Yanna Muriel '05

Yanna MurielWe speak about having culture shock while traveling abroad, but I think that comes from not fully interacting with communities. As I walked into the local middle school and on the Bowdoin campus for the first time, I felt culture shocked. I found that in public schools here, children are limited in different ways than the children I was used to working with in Latin America or when I was a student in Puerto Rico, my home country. Looking back at this moment I realize that everything was anticipated in my mind, I automatically convinced myself that I was different from everyone in the U.S. I think this is a mentality that can be traced to the attitudes of the nationalists' ideology in Puerto Rico who try to find reasons to distinguish Puerto Rico from the mainland so we can resist the idea of becoming the fifty-first state of the U.S.

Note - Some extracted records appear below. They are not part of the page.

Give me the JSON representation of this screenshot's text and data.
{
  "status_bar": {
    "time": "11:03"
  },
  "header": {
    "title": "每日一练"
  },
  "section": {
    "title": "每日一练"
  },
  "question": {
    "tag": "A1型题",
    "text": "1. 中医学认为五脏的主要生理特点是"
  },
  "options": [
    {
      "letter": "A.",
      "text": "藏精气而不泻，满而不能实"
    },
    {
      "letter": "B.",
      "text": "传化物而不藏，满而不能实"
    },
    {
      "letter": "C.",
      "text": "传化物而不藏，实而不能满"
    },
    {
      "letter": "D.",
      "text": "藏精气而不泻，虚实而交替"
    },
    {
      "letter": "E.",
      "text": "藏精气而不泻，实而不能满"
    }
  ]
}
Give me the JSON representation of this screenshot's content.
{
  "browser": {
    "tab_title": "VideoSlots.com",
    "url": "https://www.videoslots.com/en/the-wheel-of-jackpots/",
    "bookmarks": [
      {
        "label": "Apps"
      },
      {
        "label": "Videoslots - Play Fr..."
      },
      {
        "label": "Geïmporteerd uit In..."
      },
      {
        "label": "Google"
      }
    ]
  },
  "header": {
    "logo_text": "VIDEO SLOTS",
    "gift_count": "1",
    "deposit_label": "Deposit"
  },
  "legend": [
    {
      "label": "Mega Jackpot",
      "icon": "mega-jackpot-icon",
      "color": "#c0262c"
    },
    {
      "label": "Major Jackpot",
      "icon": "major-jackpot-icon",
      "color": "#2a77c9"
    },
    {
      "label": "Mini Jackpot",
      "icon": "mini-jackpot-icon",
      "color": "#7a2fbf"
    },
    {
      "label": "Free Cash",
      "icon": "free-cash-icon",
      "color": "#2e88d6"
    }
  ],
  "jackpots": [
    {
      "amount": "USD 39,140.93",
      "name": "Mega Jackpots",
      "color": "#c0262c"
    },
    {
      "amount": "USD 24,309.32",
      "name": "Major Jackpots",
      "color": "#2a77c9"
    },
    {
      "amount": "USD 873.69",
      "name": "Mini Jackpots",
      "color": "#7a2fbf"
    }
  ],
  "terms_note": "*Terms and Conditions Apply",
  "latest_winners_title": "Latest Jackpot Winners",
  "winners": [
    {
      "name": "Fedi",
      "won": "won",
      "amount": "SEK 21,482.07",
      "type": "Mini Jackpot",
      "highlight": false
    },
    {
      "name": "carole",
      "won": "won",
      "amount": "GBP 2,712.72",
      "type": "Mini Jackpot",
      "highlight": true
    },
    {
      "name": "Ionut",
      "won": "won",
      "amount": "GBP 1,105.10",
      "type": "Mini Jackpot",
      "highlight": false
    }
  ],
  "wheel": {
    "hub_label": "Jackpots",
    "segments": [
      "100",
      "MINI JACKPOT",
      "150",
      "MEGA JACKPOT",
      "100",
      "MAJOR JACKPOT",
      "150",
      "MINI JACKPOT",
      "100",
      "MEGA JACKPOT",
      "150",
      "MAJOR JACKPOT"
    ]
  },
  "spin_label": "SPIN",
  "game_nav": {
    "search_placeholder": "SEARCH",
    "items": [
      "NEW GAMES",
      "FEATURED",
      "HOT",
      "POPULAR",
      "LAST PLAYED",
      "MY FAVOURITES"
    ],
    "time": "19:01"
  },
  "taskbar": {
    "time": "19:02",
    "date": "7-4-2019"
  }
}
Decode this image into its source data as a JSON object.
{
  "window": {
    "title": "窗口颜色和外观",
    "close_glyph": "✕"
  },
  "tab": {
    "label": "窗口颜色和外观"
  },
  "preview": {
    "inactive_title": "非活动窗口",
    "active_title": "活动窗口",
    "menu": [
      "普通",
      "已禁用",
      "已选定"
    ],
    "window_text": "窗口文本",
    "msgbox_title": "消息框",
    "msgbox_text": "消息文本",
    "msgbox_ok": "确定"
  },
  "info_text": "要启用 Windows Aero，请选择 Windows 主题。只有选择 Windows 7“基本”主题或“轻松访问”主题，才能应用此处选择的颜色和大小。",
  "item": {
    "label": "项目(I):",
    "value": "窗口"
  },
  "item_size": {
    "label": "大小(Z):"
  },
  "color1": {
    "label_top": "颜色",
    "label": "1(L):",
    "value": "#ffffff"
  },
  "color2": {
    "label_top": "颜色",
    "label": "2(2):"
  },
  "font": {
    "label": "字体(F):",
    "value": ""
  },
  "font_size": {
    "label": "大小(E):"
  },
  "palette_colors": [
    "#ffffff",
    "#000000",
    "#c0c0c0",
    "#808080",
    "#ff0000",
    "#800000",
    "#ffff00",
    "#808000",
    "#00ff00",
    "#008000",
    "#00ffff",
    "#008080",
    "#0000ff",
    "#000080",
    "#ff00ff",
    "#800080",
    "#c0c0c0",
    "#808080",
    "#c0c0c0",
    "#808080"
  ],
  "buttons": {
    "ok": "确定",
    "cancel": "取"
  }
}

I learned to adjust my preconceived standpoints during the process of majoring in Latin American Studies and Spanish. But most of my self reflection and growth came from my minor in Education. I would like to continue to work in this field as I have before I came to Bowdoin, although I am better prepared now to understand how students are shaped by their formal schooling. I am closer to being a teacher because I have strong viewpoints on educational issues, such as standardized testing, tracking, social mobility, etc. I am also developing a teaching style and philosophy that I always try to improve. Something that became important for me to realize is learning that we all have something to add. Sometimes we hear praises given to Bowdoin for all that we have learned; this is true for me as well, except that I have also neglected some things by being here. I almost forgot how to speak to local farmers of my hometown, identify constellations and medicinal wild plants. I think it is important to help students value what they already know how to do, such as imagining, storytelling and inquiring. Furthermore creating a community where learners become teachers and teachers become learners is important for instilling respect, solidarity, and enduring understandings. Cultural shocks are no longer shocking once we learn to approach each other with the disposition of being equal.